In this article, we will build a pre-trained transformer model FashionBERT using the Hugging Face models.

Goal

The goal is to train a tokenizer and the transformer model, save the model and test it.

Data

The dataset is a collection of 87K clothing product descriptions in Hebrew. You can download it from here.

FashionBERT Model

FashionBERT is a RoBERTa model transformer from scratch. FashionBERT will load fashion.txt as dataset, train the tokenizer, build merges.txt and vocab.json files and use these files during the pre-training process.

Install HuggingFace Transformers

The HuggingFace Transformers is a package that provides pre-trained models to perform NLP tasks.

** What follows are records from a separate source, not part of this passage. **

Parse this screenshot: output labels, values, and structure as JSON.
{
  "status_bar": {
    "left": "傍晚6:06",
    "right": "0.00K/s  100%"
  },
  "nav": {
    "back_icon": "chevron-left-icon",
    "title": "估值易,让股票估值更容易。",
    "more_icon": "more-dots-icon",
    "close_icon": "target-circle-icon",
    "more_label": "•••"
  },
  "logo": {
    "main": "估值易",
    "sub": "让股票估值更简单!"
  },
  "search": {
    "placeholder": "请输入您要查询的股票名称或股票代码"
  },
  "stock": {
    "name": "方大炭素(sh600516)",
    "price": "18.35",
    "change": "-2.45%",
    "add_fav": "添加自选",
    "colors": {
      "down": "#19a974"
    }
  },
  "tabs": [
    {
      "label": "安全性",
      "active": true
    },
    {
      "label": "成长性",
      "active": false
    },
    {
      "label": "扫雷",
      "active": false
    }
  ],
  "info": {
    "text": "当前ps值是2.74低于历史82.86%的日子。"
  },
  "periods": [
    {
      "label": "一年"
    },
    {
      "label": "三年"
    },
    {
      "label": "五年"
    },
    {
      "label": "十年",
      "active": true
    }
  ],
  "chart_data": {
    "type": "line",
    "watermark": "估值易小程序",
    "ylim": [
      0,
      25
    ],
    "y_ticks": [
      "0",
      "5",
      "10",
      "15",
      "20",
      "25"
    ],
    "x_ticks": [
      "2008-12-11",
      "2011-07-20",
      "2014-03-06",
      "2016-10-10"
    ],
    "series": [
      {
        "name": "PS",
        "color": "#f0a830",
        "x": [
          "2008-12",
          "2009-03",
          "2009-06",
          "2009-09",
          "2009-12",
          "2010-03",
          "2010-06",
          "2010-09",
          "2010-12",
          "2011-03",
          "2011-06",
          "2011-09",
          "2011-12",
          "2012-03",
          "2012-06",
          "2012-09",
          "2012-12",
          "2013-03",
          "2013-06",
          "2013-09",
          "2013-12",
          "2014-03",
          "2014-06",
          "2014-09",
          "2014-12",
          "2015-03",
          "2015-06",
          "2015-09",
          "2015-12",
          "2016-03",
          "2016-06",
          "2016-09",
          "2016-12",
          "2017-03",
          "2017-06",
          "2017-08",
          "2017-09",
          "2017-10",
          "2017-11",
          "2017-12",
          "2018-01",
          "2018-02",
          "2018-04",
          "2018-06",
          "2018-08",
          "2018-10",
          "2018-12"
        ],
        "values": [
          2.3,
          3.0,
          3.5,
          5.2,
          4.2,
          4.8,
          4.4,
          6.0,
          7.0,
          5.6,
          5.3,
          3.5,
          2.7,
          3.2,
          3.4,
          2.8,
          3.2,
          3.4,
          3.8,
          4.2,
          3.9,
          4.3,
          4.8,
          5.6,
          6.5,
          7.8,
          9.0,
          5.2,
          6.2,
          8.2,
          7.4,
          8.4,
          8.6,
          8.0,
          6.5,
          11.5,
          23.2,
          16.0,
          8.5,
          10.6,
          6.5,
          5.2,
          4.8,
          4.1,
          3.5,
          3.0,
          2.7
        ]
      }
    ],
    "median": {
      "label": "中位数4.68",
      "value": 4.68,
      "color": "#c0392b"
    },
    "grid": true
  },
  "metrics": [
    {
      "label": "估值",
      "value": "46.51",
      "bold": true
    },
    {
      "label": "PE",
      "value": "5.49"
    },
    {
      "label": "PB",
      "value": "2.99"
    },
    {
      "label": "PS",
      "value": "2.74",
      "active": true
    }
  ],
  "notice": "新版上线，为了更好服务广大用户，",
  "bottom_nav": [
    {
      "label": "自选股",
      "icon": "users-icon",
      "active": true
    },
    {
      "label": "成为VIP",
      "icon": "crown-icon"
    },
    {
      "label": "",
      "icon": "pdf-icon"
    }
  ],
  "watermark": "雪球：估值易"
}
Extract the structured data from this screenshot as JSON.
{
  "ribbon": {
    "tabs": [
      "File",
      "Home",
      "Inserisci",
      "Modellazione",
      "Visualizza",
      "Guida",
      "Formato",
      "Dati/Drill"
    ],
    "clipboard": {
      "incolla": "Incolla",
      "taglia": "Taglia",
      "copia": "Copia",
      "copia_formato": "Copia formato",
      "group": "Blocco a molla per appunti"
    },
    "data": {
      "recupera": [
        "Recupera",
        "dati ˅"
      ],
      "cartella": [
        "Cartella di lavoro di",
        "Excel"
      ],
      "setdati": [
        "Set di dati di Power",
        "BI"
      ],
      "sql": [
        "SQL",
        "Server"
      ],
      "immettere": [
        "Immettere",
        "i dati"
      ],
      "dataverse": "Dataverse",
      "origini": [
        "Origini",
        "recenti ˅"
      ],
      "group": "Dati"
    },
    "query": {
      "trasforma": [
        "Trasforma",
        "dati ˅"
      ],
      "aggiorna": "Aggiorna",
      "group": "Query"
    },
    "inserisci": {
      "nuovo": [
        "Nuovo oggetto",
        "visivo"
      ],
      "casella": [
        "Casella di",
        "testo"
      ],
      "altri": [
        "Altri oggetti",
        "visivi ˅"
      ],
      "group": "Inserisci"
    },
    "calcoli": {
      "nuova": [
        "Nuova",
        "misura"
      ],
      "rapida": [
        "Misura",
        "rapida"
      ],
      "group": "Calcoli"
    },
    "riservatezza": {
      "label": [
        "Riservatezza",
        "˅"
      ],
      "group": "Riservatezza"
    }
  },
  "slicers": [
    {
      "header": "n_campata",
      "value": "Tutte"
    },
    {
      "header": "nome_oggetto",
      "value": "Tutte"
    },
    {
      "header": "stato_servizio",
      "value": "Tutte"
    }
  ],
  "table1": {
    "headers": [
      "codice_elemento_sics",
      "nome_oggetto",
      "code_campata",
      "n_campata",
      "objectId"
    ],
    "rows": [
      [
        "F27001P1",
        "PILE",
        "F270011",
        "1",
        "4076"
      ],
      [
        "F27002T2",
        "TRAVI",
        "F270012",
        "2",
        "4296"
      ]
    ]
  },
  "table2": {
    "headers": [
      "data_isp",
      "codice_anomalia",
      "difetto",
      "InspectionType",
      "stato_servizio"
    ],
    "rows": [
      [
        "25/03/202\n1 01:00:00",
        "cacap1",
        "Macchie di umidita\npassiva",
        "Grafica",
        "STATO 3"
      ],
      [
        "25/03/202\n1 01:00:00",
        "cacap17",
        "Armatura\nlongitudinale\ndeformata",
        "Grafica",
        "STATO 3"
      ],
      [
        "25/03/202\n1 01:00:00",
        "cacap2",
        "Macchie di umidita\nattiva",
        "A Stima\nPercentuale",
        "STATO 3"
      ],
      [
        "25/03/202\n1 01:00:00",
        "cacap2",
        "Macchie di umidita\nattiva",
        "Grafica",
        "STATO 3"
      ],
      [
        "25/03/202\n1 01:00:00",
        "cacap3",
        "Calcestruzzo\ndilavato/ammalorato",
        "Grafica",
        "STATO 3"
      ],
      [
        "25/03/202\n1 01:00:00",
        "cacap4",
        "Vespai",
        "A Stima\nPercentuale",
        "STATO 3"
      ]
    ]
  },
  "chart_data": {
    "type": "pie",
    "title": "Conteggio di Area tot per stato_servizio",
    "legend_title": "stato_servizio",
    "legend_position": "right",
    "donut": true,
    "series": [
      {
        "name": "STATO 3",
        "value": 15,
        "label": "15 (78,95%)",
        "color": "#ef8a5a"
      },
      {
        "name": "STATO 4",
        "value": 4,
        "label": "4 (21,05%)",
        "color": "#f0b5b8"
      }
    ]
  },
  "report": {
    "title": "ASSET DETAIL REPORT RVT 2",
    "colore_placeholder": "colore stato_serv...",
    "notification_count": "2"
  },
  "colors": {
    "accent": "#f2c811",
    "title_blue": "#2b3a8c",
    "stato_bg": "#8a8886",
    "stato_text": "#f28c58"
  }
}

To install transformerswith pip:

pip install transformers

Train a Tokenizer

The main goal of a tokenizer is to prepare the input for a model by splitting text into tokens and converting (encoding) to integers.

We will train Hugging Face’s ByteLevelBPETokenizer(). Byte-level byte pair encoding (BBPE) is a byte-level tokenizer. BBPE breaks words into minimal components and merges the most frequently represented. BBPE ensures that the most common words will be represented in vocabulary as a single token, while less common words will be broken down into two or more subwords tokens. Check FloydHub Blog for a more in-depth explanation.

ByteLevelBPETolenzer() gets the following parameters:

  • files- the path to the dataset.
  • vocab_size- the vocabulary size.
  • min_frequency- the minimum frequency threshold.
  • special_tokens- the list of unique tokens.
from pathlib import Path
from tokenizers import ByteLevelBPETokenizer
tokenizer = ByteLevelBPETokenizer()
paths = ["fashion.txt"]
tokenizer.train(files=paths, vocab_size=52_000, min_frequency=2, special_tokens=[
"<s>",
"<pad>",
"</s>",
"<unk>",
"<mask>",
])

Save the Files

The tokenizer generates two files during training:

  • merges.txt- the merged tokenized sub-strings.
  • vocab.json- the indices of the tokenized sub-strings.

To save merges.txt and vocab.json, we will create the FashionBERT directory:

import os
token_dir = '/FashionBERT'
if not os.path.exists(token_dir):
os.makedirs(token_dir)
tokenizer.save_model(directory=token_dir)

Define the configuration of the Model

We will pre-train a RoBERTa-base model using 12 encoder layers and12 attention heads.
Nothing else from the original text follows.